İlginç ve bir o kadar fantastik günlerin gelişi ; mutlu mesut radio days, fantastik karşılaşmalar, yapılan ilginç bir o kadar fantastik görüşmeler ; bir o kadar değişik ocakbaşı buluşmaları ve masada çirkin ama karizmatik erkek b., sahnelerin insanı t. ve # 8 ile geçen "deyişik" konuşmalar ; devam eden ilginç günler gelen yeni ay, yıl bitiren aralık ayının gelmesi filan derken elbette her aralıkta olduğu gibi ağlaklar kraliçesi evsahibinin beklenen  "kira artışı" temalı konuşmalarına geçen senenin büyük üzüntüsünün üzerine verilen fantastik cevap ; hakkında düşünüp de kendimce harekete geçtikten neredeyse 1 yıl sonra gelen haliyle afallatan telefon konuşması ; benden beklenmeyen şekilde cumartesi günü karşı'ya geçiş-dönüş ve devamında bize göre uzun sayılabilecek bir zaman neticesindeki date nite ve Cavit ve tarama ve altın seri ve keyif ve kahkaha... 

Bir de tabii talihsiz bir vaziyette sıkıcı ve boğucu ve cahil topraklarda yaşadığımız için gündelik hayatımızın içine eden bizleri kendileri ile muhatap olmak durumunda bırakan yalakalar, gerizekalılar, cahiller, sevimsizler, kötülerle dolu günlerin akışı...O yüzden "don't let idiots ruin your day". forever.

P.S. Lahey. 

P.S. (2) İlerleyiş yavaş; yalan değil.
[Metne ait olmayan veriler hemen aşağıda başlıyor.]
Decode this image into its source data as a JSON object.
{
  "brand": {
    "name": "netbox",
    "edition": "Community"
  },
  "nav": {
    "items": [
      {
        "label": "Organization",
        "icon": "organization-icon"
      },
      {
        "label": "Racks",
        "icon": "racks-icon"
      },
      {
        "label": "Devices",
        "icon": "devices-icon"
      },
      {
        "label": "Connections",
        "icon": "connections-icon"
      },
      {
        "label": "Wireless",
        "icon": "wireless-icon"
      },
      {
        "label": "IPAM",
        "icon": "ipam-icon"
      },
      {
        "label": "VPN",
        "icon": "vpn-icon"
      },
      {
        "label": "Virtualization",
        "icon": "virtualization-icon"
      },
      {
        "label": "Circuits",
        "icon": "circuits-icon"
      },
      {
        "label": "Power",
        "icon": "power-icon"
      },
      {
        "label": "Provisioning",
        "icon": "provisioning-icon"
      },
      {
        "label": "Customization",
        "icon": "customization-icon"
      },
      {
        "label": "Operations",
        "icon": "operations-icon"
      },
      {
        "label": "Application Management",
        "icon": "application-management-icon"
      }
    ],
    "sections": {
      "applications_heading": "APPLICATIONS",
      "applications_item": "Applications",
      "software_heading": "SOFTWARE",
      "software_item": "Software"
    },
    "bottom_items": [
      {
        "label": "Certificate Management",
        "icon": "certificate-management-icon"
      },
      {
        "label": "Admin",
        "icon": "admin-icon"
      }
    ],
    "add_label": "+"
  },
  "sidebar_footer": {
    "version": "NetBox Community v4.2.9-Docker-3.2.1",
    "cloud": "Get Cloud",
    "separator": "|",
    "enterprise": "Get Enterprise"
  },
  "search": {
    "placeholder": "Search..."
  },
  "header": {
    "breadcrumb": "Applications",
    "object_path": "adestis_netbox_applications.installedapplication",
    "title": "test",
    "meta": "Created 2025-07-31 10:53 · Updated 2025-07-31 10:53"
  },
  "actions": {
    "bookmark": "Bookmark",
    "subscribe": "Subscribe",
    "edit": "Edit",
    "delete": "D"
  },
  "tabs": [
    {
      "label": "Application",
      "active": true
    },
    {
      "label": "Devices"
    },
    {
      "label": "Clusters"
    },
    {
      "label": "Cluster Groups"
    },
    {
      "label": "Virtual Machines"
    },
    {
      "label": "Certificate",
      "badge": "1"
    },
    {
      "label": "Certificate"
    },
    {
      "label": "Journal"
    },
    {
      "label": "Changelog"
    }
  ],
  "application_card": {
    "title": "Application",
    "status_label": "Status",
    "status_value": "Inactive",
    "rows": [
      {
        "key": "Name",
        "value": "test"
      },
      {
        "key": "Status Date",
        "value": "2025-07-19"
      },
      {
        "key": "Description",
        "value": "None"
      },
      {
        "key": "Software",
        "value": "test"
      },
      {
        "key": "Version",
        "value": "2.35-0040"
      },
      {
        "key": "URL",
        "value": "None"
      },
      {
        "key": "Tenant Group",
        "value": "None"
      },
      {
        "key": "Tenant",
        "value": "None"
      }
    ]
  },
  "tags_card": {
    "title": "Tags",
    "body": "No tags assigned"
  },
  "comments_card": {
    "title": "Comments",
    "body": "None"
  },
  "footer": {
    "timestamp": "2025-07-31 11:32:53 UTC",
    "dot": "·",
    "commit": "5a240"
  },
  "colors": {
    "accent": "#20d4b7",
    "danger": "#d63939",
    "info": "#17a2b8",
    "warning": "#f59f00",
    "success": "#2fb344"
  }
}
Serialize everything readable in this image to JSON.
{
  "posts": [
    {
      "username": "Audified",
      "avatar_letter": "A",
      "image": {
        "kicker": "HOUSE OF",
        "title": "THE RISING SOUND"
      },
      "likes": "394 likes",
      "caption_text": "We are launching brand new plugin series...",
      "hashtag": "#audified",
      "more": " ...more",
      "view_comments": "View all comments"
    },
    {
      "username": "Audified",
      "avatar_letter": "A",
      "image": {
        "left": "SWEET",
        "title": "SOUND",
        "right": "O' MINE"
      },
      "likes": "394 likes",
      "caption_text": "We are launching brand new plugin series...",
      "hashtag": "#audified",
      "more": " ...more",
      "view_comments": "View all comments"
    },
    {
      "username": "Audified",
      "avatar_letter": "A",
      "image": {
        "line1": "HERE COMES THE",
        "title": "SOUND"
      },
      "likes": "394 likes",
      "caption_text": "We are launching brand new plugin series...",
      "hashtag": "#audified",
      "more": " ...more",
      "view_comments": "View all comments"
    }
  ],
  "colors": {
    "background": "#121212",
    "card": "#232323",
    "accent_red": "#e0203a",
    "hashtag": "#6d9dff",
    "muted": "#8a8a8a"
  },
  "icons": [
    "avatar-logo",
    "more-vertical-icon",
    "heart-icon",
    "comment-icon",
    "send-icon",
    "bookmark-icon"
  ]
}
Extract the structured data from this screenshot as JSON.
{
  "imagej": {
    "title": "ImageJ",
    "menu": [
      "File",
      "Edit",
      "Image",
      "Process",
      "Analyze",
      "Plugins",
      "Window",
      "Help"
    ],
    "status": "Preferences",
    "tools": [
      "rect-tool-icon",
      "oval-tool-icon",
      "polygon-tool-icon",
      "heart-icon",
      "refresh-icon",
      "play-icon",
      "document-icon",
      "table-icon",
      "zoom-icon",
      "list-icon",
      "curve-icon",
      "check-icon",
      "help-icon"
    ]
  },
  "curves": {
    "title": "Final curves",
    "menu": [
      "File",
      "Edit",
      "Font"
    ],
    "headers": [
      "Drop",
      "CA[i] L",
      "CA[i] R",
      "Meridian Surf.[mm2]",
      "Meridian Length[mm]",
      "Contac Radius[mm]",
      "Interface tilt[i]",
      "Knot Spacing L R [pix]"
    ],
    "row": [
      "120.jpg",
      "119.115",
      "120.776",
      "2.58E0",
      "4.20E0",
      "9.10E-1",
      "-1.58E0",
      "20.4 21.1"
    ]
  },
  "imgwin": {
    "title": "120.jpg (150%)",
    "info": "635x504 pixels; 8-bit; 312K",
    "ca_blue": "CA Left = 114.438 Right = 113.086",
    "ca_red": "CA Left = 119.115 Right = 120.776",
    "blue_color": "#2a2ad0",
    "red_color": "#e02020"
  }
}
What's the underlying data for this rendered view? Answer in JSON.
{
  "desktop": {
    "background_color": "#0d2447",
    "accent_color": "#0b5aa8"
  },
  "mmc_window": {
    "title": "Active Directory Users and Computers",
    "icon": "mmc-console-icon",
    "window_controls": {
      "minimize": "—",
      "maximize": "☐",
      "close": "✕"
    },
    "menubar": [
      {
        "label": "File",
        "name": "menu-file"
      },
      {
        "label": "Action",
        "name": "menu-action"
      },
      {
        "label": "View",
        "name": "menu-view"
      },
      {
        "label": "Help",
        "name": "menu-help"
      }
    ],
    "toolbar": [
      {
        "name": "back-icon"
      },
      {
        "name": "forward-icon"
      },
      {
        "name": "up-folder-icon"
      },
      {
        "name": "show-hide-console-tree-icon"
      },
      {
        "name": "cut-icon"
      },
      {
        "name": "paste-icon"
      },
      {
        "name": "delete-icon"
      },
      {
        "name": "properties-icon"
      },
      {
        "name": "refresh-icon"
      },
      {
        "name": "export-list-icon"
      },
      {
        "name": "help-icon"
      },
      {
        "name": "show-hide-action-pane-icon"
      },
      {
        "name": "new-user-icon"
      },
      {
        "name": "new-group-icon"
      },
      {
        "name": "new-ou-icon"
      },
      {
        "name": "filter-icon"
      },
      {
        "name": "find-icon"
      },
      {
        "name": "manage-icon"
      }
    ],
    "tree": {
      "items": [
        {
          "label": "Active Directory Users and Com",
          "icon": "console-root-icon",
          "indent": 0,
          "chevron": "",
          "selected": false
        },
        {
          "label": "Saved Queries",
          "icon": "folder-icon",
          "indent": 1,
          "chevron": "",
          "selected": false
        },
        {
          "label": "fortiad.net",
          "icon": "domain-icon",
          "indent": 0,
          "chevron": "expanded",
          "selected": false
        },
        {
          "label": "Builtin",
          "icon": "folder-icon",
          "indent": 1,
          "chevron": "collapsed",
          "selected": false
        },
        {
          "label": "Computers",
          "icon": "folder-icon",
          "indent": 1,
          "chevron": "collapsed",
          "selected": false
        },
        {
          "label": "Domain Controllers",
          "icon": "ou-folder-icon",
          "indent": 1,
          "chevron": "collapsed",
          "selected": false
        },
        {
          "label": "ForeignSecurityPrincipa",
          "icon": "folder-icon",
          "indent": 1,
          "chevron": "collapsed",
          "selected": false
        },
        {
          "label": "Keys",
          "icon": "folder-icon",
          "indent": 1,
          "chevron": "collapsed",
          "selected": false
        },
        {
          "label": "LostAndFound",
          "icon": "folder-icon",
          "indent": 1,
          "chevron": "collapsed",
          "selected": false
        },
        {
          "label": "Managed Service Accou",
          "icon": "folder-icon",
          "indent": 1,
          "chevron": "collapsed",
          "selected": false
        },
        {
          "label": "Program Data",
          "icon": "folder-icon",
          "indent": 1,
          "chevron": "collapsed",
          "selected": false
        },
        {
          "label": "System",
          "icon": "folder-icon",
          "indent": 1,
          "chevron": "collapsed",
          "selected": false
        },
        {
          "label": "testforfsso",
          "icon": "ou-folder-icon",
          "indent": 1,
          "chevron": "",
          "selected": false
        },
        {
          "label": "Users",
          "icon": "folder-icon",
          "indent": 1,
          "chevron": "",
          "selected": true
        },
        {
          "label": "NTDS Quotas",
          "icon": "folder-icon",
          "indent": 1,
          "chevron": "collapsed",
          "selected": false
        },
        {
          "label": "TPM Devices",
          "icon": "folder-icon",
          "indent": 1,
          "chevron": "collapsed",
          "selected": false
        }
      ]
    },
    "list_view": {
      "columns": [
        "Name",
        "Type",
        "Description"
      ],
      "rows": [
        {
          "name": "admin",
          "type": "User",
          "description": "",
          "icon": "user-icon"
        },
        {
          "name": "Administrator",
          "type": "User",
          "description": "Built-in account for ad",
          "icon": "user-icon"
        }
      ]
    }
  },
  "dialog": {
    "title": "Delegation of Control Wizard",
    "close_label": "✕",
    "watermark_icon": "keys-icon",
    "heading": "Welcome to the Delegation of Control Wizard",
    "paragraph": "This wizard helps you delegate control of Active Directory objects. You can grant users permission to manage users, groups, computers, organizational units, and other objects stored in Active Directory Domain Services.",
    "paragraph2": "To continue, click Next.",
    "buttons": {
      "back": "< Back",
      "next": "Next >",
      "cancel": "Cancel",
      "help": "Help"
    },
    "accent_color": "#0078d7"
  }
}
Ancak televizyona çıkıp malum mevzu "osmanlıca" hakkında moron ötesi yorumlarda bulunup bir de cehaletle savunan doçent ve profesörleri gördükçe iyi hırslanıyor, "bu embesiller yazıp bitiriyorsa..." deyip her şeyden öte sırf "inadına" yazıyorum. Ama yavaş; yalan değil. 

 

Thursday, December 4, 2014

Devlet denilen şey

Ferguson'da olanlar, bizde olanlar, Hong Kong'da olanlar, dünyanın herhangi bir yerinde otorite ile otoriteye karşı vaziyette yaşananlar çok kötü, çok üzücü ama değişmeyecek olan gerçek. Değişmesi de mümkün değil çünkü devletin, otoritenin istediği her zaman kendi dediğinin uygulanması, kendi izin verdiği ölçüde bireylerin hareket edebilmesidir. Belki bazı devletler daha medenidir, daha insancıldır ama hepsi günün sonunda devletin otoritenin çıkarını savunmak durumundadır. İnsan denilen yaratık elbette sahiplenmek, destek görmek, verdiklerinin karşılığını karşısından geri almak istiyor. Ancak bu gerçek bir rüya! Sözde fakirlik yardımları, bedava sağlık sigortaları, tepedekilerden gelen ödüller, takdirler vs ... Bunların hepsindeki amacın bireyi yerinde ve kendi istediği koşullarda "ehlileştirilmiş" vaziyette tutmak için olduğunu söylemek yanlış olmayacaktır. O yüzden en iyisi hiçbir zaman devlet kavramına inanmamak, savunmamak, güvenmemek. Gerçekten de kişinin güveneceği tek güç kendisinden gelmeli. Gerisinin ne kadar yanlış olduğu zaten ortada.